A mathematical study of effects of delays arising from the interaction of anti-drug antibody and therapeutic protein in the immune response system

• Main Authors: Kasbawati, Mariani, Nur Erawaty, Naimah Aris
• Format: Article
• Language: English
• Published: AIMS Press 2020-09-01
• Series: AIMS Mathematics
• Subjects: immunogenicity; anti-drug antibody; therapeutic protein; delay differential equations; stability; hopf bifurcation
• Online Access: https://www.aimspress.com/article/10.3934/math.2020460/fulltext.html

Immunogenicity is the ability of substances to evoke an immune response such as a therapeutic protein drug that is considered as a foreign object in the human body. The rise of the immune response results in the production of Anti-Drug Antibody (ADA) that requires a certain period to be activated since it is influenced by the number of injected doses of the drug.
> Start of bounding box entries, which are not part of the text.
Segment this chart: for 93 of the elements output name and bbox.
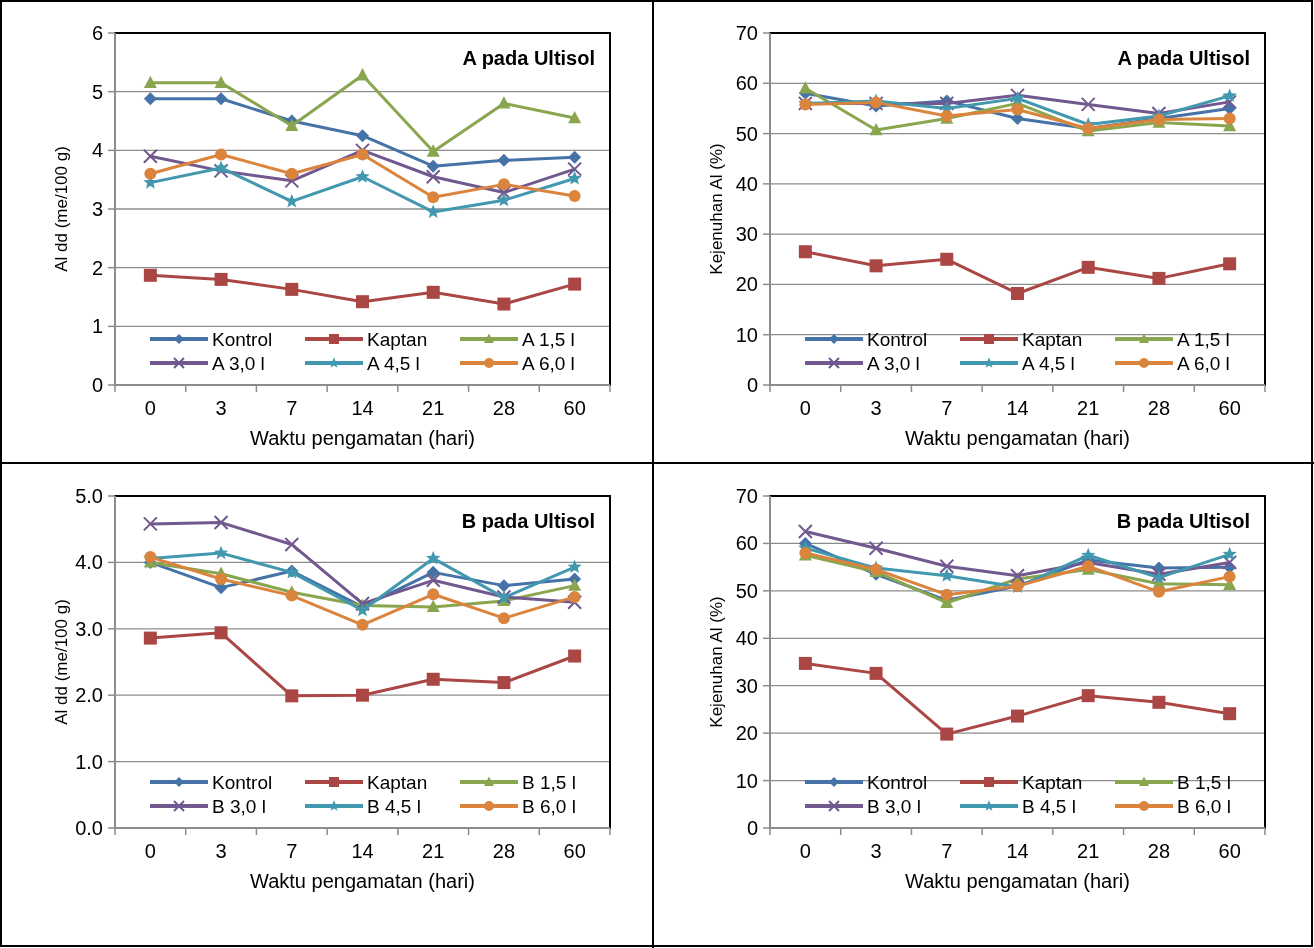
text: B pada Ultisol bbox=[1116, 510, 1250, 532]
x-tick-label: 7 bbox=[941, 397, 953, 419]
x-tick-label: 21 bbox=[422, 397, 445, 419]
x-tick-label: 7 bbox=[286, 397, 298, 419]
y-tick-label: 20 bbox=[735, 722, 758, 745]
legend-label: B 6,0 l bbox=[522, 796, 576, 817]
y-axis-title: Al dd (me/100 g) bbox=[52, 599, 71, 725]
x-tick-label: 7 bbox=[941, 840, 953, 862]
x-tick-label: 14 bbox=[351, 840, 374, 862]
x-tick-label: 7 bbox=[286, 840, 298, 862]
y-tick-label: 5.0 bbox=[75, 485, 103, 507]
y-tick-label: 50 bbox=[735, 579, 758, 602]
y-tick-label: 2 bbox=[91, 256, 103, 279]
legend-label: A 3,0 l bbox=[867, 353, 920, 374]
y-axis-title: Kejenuhan Al (%) bbox=[707, 143, 726, 275]
legend-label: A 4,5 l bbox=[1022, 353, 1075, 374]
x-tick-label: 14 bbox=[351, 397, 374, 419]
x-tick-label: 60 bbox=[563, 840, 586, 862]
y-tick-label: 1 bbox=[91, 315, 103, 338]
legend-label: B 6,0 l bbox=[1177, 796, 1231, 817]
y-tick-label: 50 bbox=[735, 122, 758, 145]
legend-label: Kontrol bbox=[867, 329, 928, 350]
x-tick-label: 28 bbox=[492, 840, 516, 862]
legend-label: Kontrol bbox=[212, 329, 273, 350]
legend-label: A 6,0 l bbox=[1177, 353, 1230, 374]
x-tick-label: 0 bbox=[799, 840, 811, 862]
x-tick-label: 14 bbox=[1006, 840, 1029, 862]
legend-label: B 1,5 l bbox=[522, 772, 576, 793]
y-tick-label: 0 bbox=[746, 817, 758, 839]
y-tick-label: 0 bbox=[746, 374, 758, 396]
y-tick-label: 10 bbox=[735, 769, 758, 792]
y-tick-label: 40 bbox=[735, 627, 758, 650]
x-axis-title: Waktu pengamatan (hari) bbox=[905, 870, 1130, 892]
x-tick-label: 28 bbox=[492, 397, 516, 419]
y-tick-label: 0 bbox=[91, 374, 103, 396]
x-tick-label: 28 bbox=[1147, 397, 1171, 419]
y-tick-label: 10 bbox=[735, 323, 758, 346]
y-tick-label: 70 bbox=[735, 22, 758, 44]
x-axis-title: Waktu pengamatan (hari) bbox=[250, 870, 475, 892]
y-tick-label: 30 bbox=[735, 223, 758, 246]
legend-label: A 1,5 l bbox=[522, 329, 575, 350]
x-tick-label: 21 bbox=[1077, 397, 1100, 419]
x-tick-label: 0 bbox=[799, 397, 811, 419]
legend-label: A 3,0 l bbox=[212, 353, 265, 374]
y-tick-label: 5 bbox=[91, 80, 103, 103]
x-tick-label: 3 bbox=[215, 840, 227, 862]
y-axis-title: Kejenuhan Al (%) bbox=[707, 596, 726, 728]
y-tick-label: 6 bbox=[91, 22, 103, 44]
y-tick-label: 2.0 bbox=[75, 684, 103, 707]
legend-label: A 1,5 l bbox=[1177, 329, 1230, 350]
x-tick-label: 0 bbox=[144, 840, 156, 862]
legend-label: Kaptan bbox=[1022, 772, 1083, 793]
y-tick-label: 60 bbox=[735, 532, 758, 555]
y-tick-label: 4 bbox=[91, 139, 103, 162]
legend-label: B 3,0 l bbox=[212, 796, 266, 817]
x-tick-label: 14 bbox=[1006, 397, 1029, 419]
x-tick-label: 21 bbox=[1077, 840, 1100, 862]
y-tick-label: 1.0 bbox=[75, 750, 103, 773]
legend-label: Kontrol bbox=[212, 772, 273, 793]
y-tick-label: 4.0 bbox=[75, 551, 103, 574]
x-tick-label: 3 bbox=[215, 397, 227, 419]
legend-label: Kaptan bbox=[1022, 329, 1083, 350]
legend-label: A 4,5 l bbox=[367, 353, 420, 374]
legend-label: B 4,5 l bbox=[1022, 796, 1076, 817]
x-axis-title: Waktu pengamatan (hari) bbox=[905, 427, 1130, 449]
x-tick-label: 60 bbox=[1218, 840, 1241, 862]
x-tick-label: 3 bbox=[870, 840, 882, 862]
legend-label: B 3,0 l bbox=[867, 796, 921, 817]
x-tick-label: 60 bbox=[1218, 397, 1241, 419]
legend-label: B 1,5 l bbox=[1177, 772, 1231, 793]
text: B pada Ultisol bbox=[461, 510, 595, 532]
legend-label: A 6,0 l bbox=[522, 353, 575, 374]
y-tick-label: 20 bbox=[735, 273, 758, 296]
y-tick-label: 40 bbox=[735, 172, 758, 195]
text: A pada Ultisol bbox=[1117, 47, 1250, 69]
legend-label: Kaptan bbox=[367, 329, 428, 350]
legend-label: B 4,5 l bbox=[367, 796, 421, 817]
y-tick-label: 70 bbox=[735, 485, 758, 507]
y-tick-label: 0.0 bbox=[75, 817, 103, 839]
y-tick-label: 30 bbox=[735, 674, 758, 697]
legend-label: Kaptan bbox=[367, 772, 428, 793]
y-tick-label: 3 bbox=[91, 198, 103, 220]
legend-label: Kontrol bbox=[867, 772, 928, 793]
x-axis-title: Waktu pengamatan (hari) bbox=[250, 427, 475, 449]
y-axis-title: Al dd (me/100 g) bbox=[52, 146, 71, 272]
y-tick-label: 60 bbox=[735, 72, 758, 95]
x-tick-label: 60 bbox=[563, 397, 586, 419]
x-tick-label: 21 bbox=[422, 840, 445, 862]
x-tick-label: 28 bbox=[1147, 840, 1171, 862]
y-tick-label: 3.0 bbox=[75, 617, 103, 640]
text: A pada Ultisol bbox=[462, 47, 595, 69]
x-tick-label: 3 bbox=[870, 397, 882, 419]
x-tick-label: 0 bbox=[144, 397, 156, 419]
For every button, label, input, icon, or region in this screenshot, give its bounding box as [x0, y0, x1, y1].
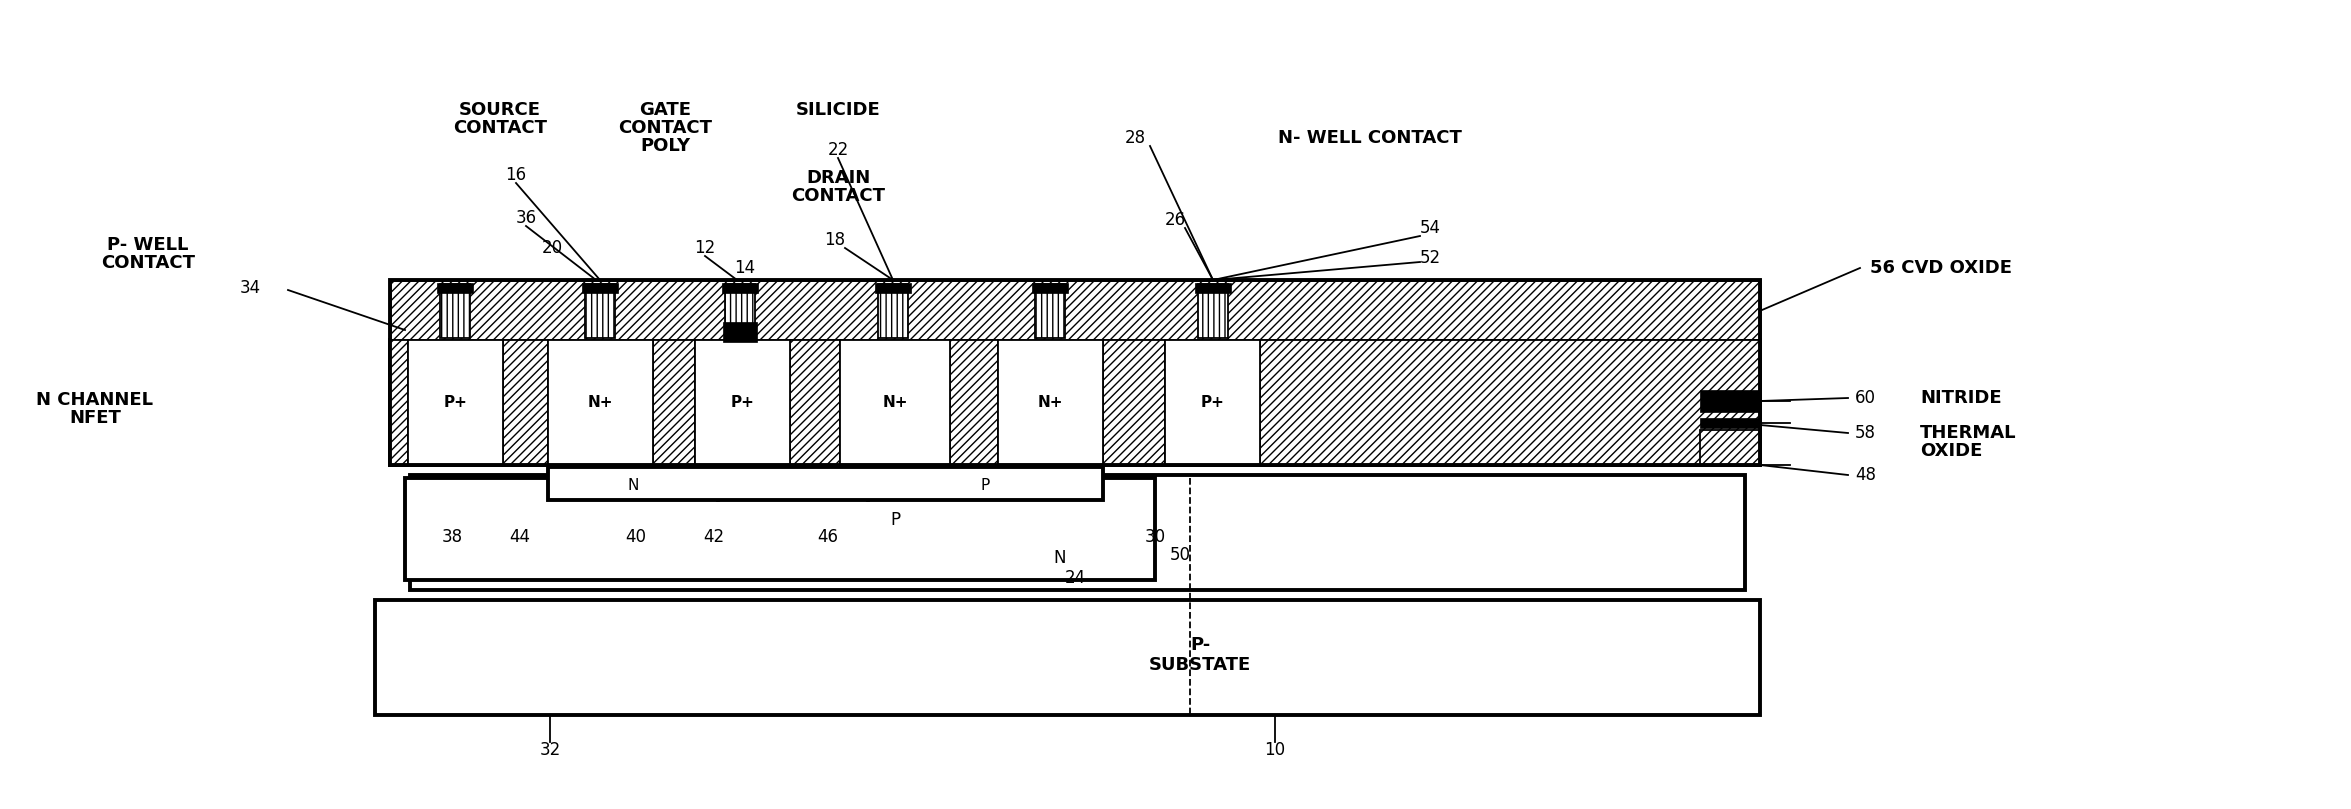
Text: 38: 38: [442, 528, 463, 546]
Bar: [437, 283, 473, 293]
Bar: [1700, 390, 1761, 412]
Bar: [1032, 283, 1067, 293]
Text: P- WELL: P- WELL: [108, 236, 188, 254]
Bar: [724, 284, 755, 338]
Text: N+: N+: [588, 395, 614, 410]
Text: CONTACT: CONTACT: [454, 119, 548, 137]
Text: N+: N+: [882, 395, 907, 410]
Text: CONTACT: CONTACT: [101, 254, 195, 272]
Bar: [654, 340, 696, 465]
Bar: [696, 340, 790, 465]
Text: N: N: [1053, 549, 1067, 567]
Text: 44: 44: [510, 528, 531, 546]
Text: P-: P-: [1190, 636, 1211, 654]
Text: 26: 26: [1164, 211, 1185, 229]
Text: THERMAL: THERMAL: [1921, 424, 2017, 442]
Text: GATE: GATE: [639, 101, 691, 119]
Text: SOURCE: SOURCE: [458, 101, 541, 119]
Text: 20: 20: [541, 239, 562, 257]
Text: 10: 10: [1265, 741, 1286, 759]
Text: 42: 42: [703, 528, 724, 546]
Bar: [1199, 284, 1227, 338]
Bar: [409, 475, 1744, 590]
Text: OXIDE: OXIDE: [1921, 442, 1982, 460]
Bar: [877, 284, 907, 338]
Text: 22: 22: [828, 141, 849, 159]
Bar: [390, 340, 409, 465]
Bar: [1700, 430, 1761, 465]
Bar: [1166, 340, 1260, 465]
Bar: [390, 340, 1761, 465]
Text: P: P: [980, 478, 990, 493]
Text: N- WELL CONTACT: N- WELL CONTACT: [1279, 129, 1462, 147]
Text: P+: P+: [1201, 395, 1225, 410]
Bar: [875, 283, 910, 293]
Text: 48: 48: [1855, 466, 1876, 484]
Bar: [390, 280, 1761, 465]
Text: NITRIDE: NITRIDE: [1921, 389, 2001, 407]
Bar: [999, 340, 1103, 465]
Bar: [1700, 418, 1761, 428]
Text: 14: 14: [734, 259, 755, 277]
Bar: [1194, 283, 1232, 293]
Text: 50: 50: [1168, 546, 1190, 564]
Bar: [950, 340, 999, 465]
Bar: [1034, 284, 1065, 338]
Bar: [839, 340, 950, 465]
Text: DRAIN: DRAIN: [806, 169, 870, 187]
Bar: [390, 280, 1761, 340]
Bar: [1742, 340, 1761, 465]
Bar: [585, 284, 616, 338]
Bar: [1103, 340, 1166, 465]
Text: 18: 18: [825, 231, 846, 249]
Bar: [1260, 340, 1761, 465]
Text: NFET: NFET: [68, 409, 120, 427]
Text: SUBSTATE: SUBSTATE: [1150, 656, 1251, 674]
Bar: [503, 340, 548, 465]
Text: 58: 58: [1855, 424, 1876, 442]
Text: 36: 36: [515, 209, 536, 227]
Text: 40: 40: [625, 528, 647, 546]
Text: N: N: [628, 478, 639, 493]
Bar: [722, 283, 757, 293]
Bar: [376, 600, 1761, 715]
Text: 52: 52: [1420, 249, 1441, 267]
Bar: [583, 283, 618, 293]
Text: 12: 12: [694, 239, 715, 257]
Bar: [404, 478, 1154, 580]
Bar: [724, 322, 757, 342]
Text: 56 CVD OXIDE: 56 CVD OXIDE: [1869, 259, 2012, 277]
Text: N CHANNEL: N CHANNEL: [38, 391, 153, 409]
Text: 46: 46: [818, 528, 839, 546]
Text: CONTACT: CONTACT: [618, 119, 712, 137]
Text: 16: 16: [505, 166, 527, 184]
Bar: [440, 284, 470, 338]
Bar: [548, 340, 654, 465]
Text: 34: 34: [240, 279, 261, 297]
Text: 60: 60: [1855, 389, 1876, 407]
Text: 54: 54: [1420, 219, 1441, 237]
Text: 28: 28: [1124, 129, 1145, 147]
Text: P+: P+: [444, 395, 468, 410]
Bar: [790, 340, 839, 465]
Text: 30: 30: [1145, 528, 1166, 546]
Text: POLY: POLY: [639, 137, 691, 155]
Text: CONTACT: CONTACT: [790, 187, 884, 205]
Bar: [548, 467, 1103, 500]
Text: P: P: [891, 511, 900, 529]
Text: N+: N+: [1037, 395, 1063, 410]
Bar: [409, 340, 503, 465]
Text: 32: 32: [538, 741, 560, 759]
Text: SILICIDE: SILICIDE: [795, 101, 879, 119]
Text: 24: 24: [1065, 569, 1086, 587]
Text: P+: P+: [731, 395, 755, 410]
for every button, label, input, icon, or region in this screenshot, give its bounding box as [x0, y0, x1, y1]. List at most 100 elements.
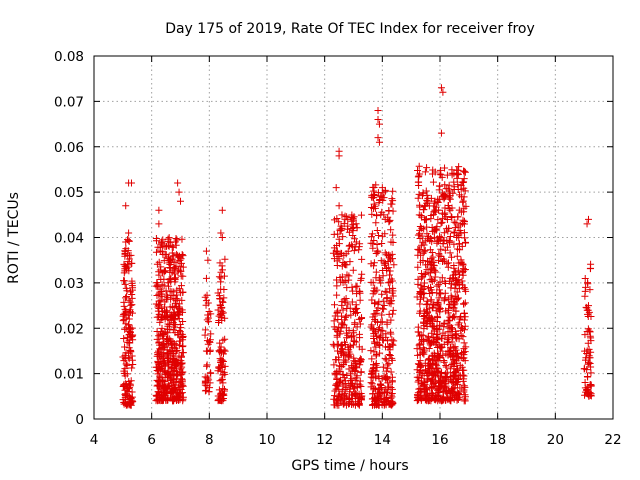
data-point [434, 391, 442, 399]
data-point [440, 358, 448, 366]
data-point [215, 364, 223, 372]
data-point [367, 323, 375, 331]
x-tick-label: 14 [374, 432, 391, 448]
data-point [206, 347, 214, 355]
data-point [339, 233, 347, 241]
data-point [170, 304, 178, 312]
data-point [219, 391, 227, 399]
data-point [367, 260, 375, 268]
data-point [330, 301, 338, 309]
data-point [430, 349, 438, 357]
data-point [423, 266, 431, 274]
data-point [442, 363, 450, 371]
data-point [442, 361, 450, 369]
data-point [218, 396, 226, 404]
data-point [387, 394, 395, 402]
data-point [367, 203, 375, 211]
data-point [160, 303, 168, 311]
data-point [428, 259, 436, 267]
data-point [352, 374, 360, 382]
data-point [331, 369, 339, 377]
data-point [154, 307, 162, 315]
data-point [455, 234, 463, 241]
data-point [431, 266, 439, 274]
data-point [381, 355, 389, 363]
data-point [124, 384, 132, 392]
data-point [207, 310, 215, 318]
data-point [414, 194, 422, 202]
data-point [583, 220, 591, 228]
data-point [373, 211, 381, 219]
data-point [333, 215, 341, 223]
data-point [374, 248, 382, 256]
data-point [448, 360, 456, 368]
data-point [441, 289, 449, 297]
data-point [428, 238, 436, 246]
data-point [152, 282, 160, 290]
data-point [453, 335, 461, 343]
data-point [177, 353, 185, 361]
data-point [218, 298, 226, 306]
data-point [172, 241, 180, 249]
data-point [389, 292, 397, 300]
data-point [127, 179, 135, 187]
data-point [435, 353, 443, 361]
data-point [204, 256, 212, 264]
data-point [438, 258, 446, 266]
data-point [388, 336, 396, 344]
data-point [125, 237, 133, 245]
data-point [429, 334, 437, 342]
data-point [168, 349, 176, 357]
data-point [330, 255, 338, 263]
data-point [461, 234, 469, 242]
data-point [414, 275, 422, 283]
data-point [455, 271, 463, 279]
data-point [381, 374, 389, 382]
data-point [422, 215, 430, 223]
data-point [179, 349, 187, 357]
data-point [173, 365, 181, 373]
data-point [447, 365, 455, 373]
data-point [170, 288, 178, 296]
data-point [158, 382, 166, 390]
data-point [428, 383, 436, 391]
data-point [122, 324, 130, 332]
data-point [416, 203, 424, 211]
data-point [385, 217, 393, 225]
data-point [389, 310, 397, 318]
data-point [374, 134, 382, 142]
data-point [176, 361, 184, 369]
data-point [422, 237, 430, 245]
data-point [460, 339, 468, 347]
data-point [377, 381, 385, 389]
data-point [201, 379, 209, 387]
data-point [370, 287, 378, 295]
data-point [348, 375, 356, 383]
data-point [205, 388, 213, 396]
data-point [426, 234, 434, 242]
data-point [344, 215, 352, 223]
data-point [339, 370, 347, 378]
data-point [367, 347, 375, 355]
data-point [350, 354, 358, 362]
data-point [179, 318, 187, 326]
data-point [457, 327, 465, 335]
data-point [170, 295, 178, 303]
data-point [158, 281, 166, 289]
data-point [416, 357, 424, 365]
data-point [157, 296, 165, 304]
data-point [128, 290, 136, 298]
data-point [342, 294, 350, 302]
data-point [585, 352, 593, 360]
data-point [447, 213, 455, 221]
data-point [155, 258, 163, 266]
data-point [437, 290, 445, 298]
data-point [357, 368, 365, 376]
data-point [369, 244, 377, 252]
data-point [382, 330, 390, 338]
data-point [442, 185, 450, 193]
data-point [418, 380, 426, 388]
data-point [418, 232, 426, 240]
data-point [120, 335, 128, 343]
data-point [163, 307, 171, 315]
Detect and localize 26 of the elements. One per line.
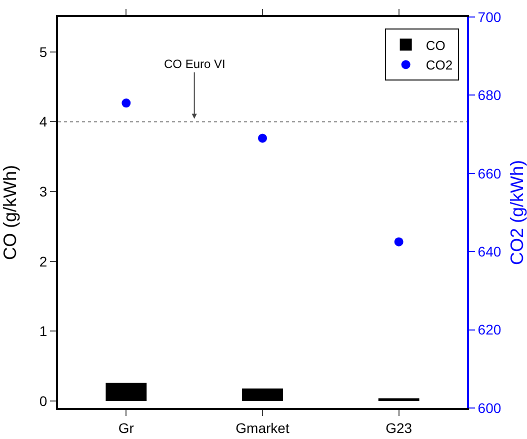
x-tick-label: G23 [386, 420, 412, 436]
y2-tick-label: 700 [478, 8, 502, 25]
y2-tick-label: 640 [478, 244, 502, 260]
ref-line-label: CO Euro VI [164, 57, 226, 71]
y-tick-label: 4 [39, 114, 48, 130]
y2-tick-label: 620 [478, 322, 502, 338]
y-tick-label: 3 [39, 183, 48, 200]
bar [106, 382, 147, 402]
bar [242, 388, 283, 402]
y2-tick-label: 660 [478, 165, 502, 182]
y2-tick-label: 680 [478, 87, 502, 104]
point [122, 98, 131, 108]
legend-label: CO [426, 38, 446, 53]
y-axis-title: CO (g/kWh) [0, 164, 20, 260]
y-tick-label: 2 [39, 253, 48, 270]
y2-axis-title: CO2 (g/kWh) [507, 160, 527, 266]
y-tick-label: 1 [39, 323, 48, 340]
legend-label: CO2 [426, 58, 453, 73]
bar [378, 398, 420, 402]
x-tick-label: Gr [118, 420, 134, 436]
point [258, 134, 267, 143]
x-tick-label: Gmarket [236, 420, 290, 436]
y2-tick-label: 600 [478, 400, 502, 416]
point [394, 237, 404, 246]
y-tick-label: 5 [39, 44, 48, 60]
y-tick-label: 0 [39, 392, 48, 409]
The entry of ADA from the depot into the plasma also requires a certain period since the ADA must pass through a series of compartments, hence rises a delay. Both processes are considered as a natural process where the system experiences delay with different delay periods. Immunogenicity on therapeutic protein pharmacokinetics is modelled as a nonlinear delay differential system. From the formulated model, one positive equilibrium solution is obtained under some conditions. Qualitative analysis gives a pair of critical delays in terms of a time delay of the accumulation of protein drug injection and a time required by the ADA to enter the plasma and binding the drug in the plasma. Numerical simulations show that the critical delays result in the appearance of oscillatory behavior in the system. For the system to remain stable, the entering process of ADA into the plasma is delayed in accordance with the obtained critical delay. It is intended such that the injected therapeutic protein drugs provide an optimal effect.